I’ll put my notes here for learning * 3-style* over the month of February, so if you’re interested in solving the Rubik’s cube blindfolded, you might find this thread interesting. Also, if you already use 3-style or tried to learn it before but never completed the task, I’d appreciate any comments from you too.

For those of you who don’t know, **you can in fact solve the Rubik’s cube blindfolded!**

The beginner’s method here is called * Old Pochmann* (after its inventor). The idea is that you repeatedly swap two corners on the cube until all are in the right position. You then repeat the process with edges until they are all in place as well and voila, the cube is solved.

There are *8 corner pieces* and *12 edge pieces* on a cube. Since the centers can’t move that’s 20 pieces of information you need to memorize for each solve. Similar to #card-memorization where you’d memorize 52 cards and then put an un-shuffled deck into the order you’ve memorize, in #blindfolded-speed-cubing, here you put the “shuffled” deck (the scrambled cube) into the order of an un-shuffled deck (solved cube).

In order to put the pieces back into place, you have to perform a **swap algorithm** on the cube. For this you have to perform either the *Y-permutation* for corners or the *T-permutation* for edges.
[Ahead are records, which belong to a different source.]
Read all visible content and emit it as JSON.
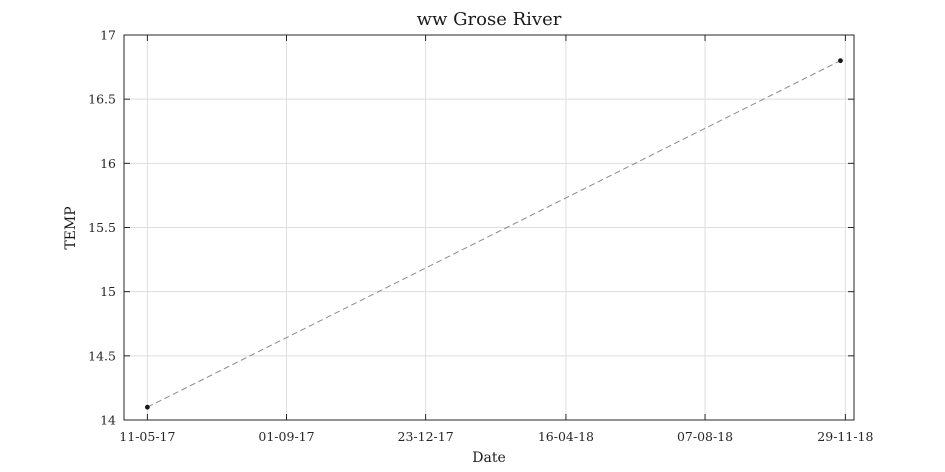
{
  "chart_data": {
    "type": "line",
    "title": "ww Grose River",
    "xlabel": "Date",
    "ylabel": "TEMP",
    "x_axis_type": "date",
    "x_tick_labels": [
      "11-05-17",
      "01-09-17",
      "23-12-17",
      "16-04-18",
      "07-08-18",
      "29-11-18"
    ],
    "x_tick_dates": [
      "2017-05-11",
      "2017-09-01",
      "2017-12-23",
      "2018-04-16",
      "2018-08-07",
      "2018-11-29"
    ],
    "xlim": [
      "2017-04-22",
      "2018-12-06"
    ],
    "y_tick_labels": [
      "14",
      "14.5",
      "15",
      "15.5",
      "16",
      "16.5",
      "17"
    ],
    "ylim": [
      14,
      17
    ],
    "grid": true,
    "series": [
      {
        "x": [
          "2017-05-11",
          "2018-11-25"
        ],
        "y": [
          14.1,
          16.8
        ],
        "line_style": "dashed",
        "line_color": "#8c8c8c",
        "marker_color": "#1a1a1a"
      }
    ]
  }
}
You can find both of them here: http://badmephisto.com/pll.html

#### So what is 3-style and why would you want to learn it?

Sticking with the above comparison, it’s a double card system with one image for each card pair (52x51=2,652) rather than 52 single card images. On a cube you can have each of the 8 corners in three different orientations (8x3=24) or either of the 12 edges in two different orientations (2x12=24). You can easily assign the letters A-X to these 24 possibilities.

In Old Pochmann, you’d now keep the A-position on the cube as your buffer and swap the J piece that might be in there into where J belongs. The piece that was in J before the swap is now in A, so you swap that to where it belongs and then the new piece you get from that position, etc. until solved. So you have a total of 23 possible swap from A into anywhere from B to X.

In fact, R and E share the corner piece with A, because **W**hite, **B**lue, **O**range is the same as **OWB** is the same as **BOW** just in different orientations. So you really only have 21 positions you can shoot to, because A to E or A to R is not swapping anything on the cube.

In 3-style on the other hand, you cycle three pieces at a time instead of just swapping two. So instead of shooting to one position from the buffer and then to the next, you swap the buffer into the first position, the first into the second position, and second into the buffer position. That’s on average half as many swaps to complete the corners when compared to Old Pochmanm.

Of course, just like with **2,652 double card images** instead of **52 single card images**, you are now looking at **378 possible cycles** instead of **21 positions** you can shoot to with Old Pochmann. An example of this would be using the A-permutation in the link above (instead of the Y-permutation) or the U-permutation (instead of the T-permuation) for corners and edges, respectively.

#### What’s the plan for February

Basically * one letter* per day. My buffer is the corner that is

**U**p

**F**ront

**R**ight aka

**C**and from there you can cycle C

**A**B, C

**A**D, C

**A**F, C

**A**G, etc. On day 2 all the C

**B**x algorithms, then C

**D**x on day 3, etc. for a total of the aforementioned 378 algorithms.

We’ll see how all that goes… there is after all another set of 440 edge 3-cycles that could be learned afterwards.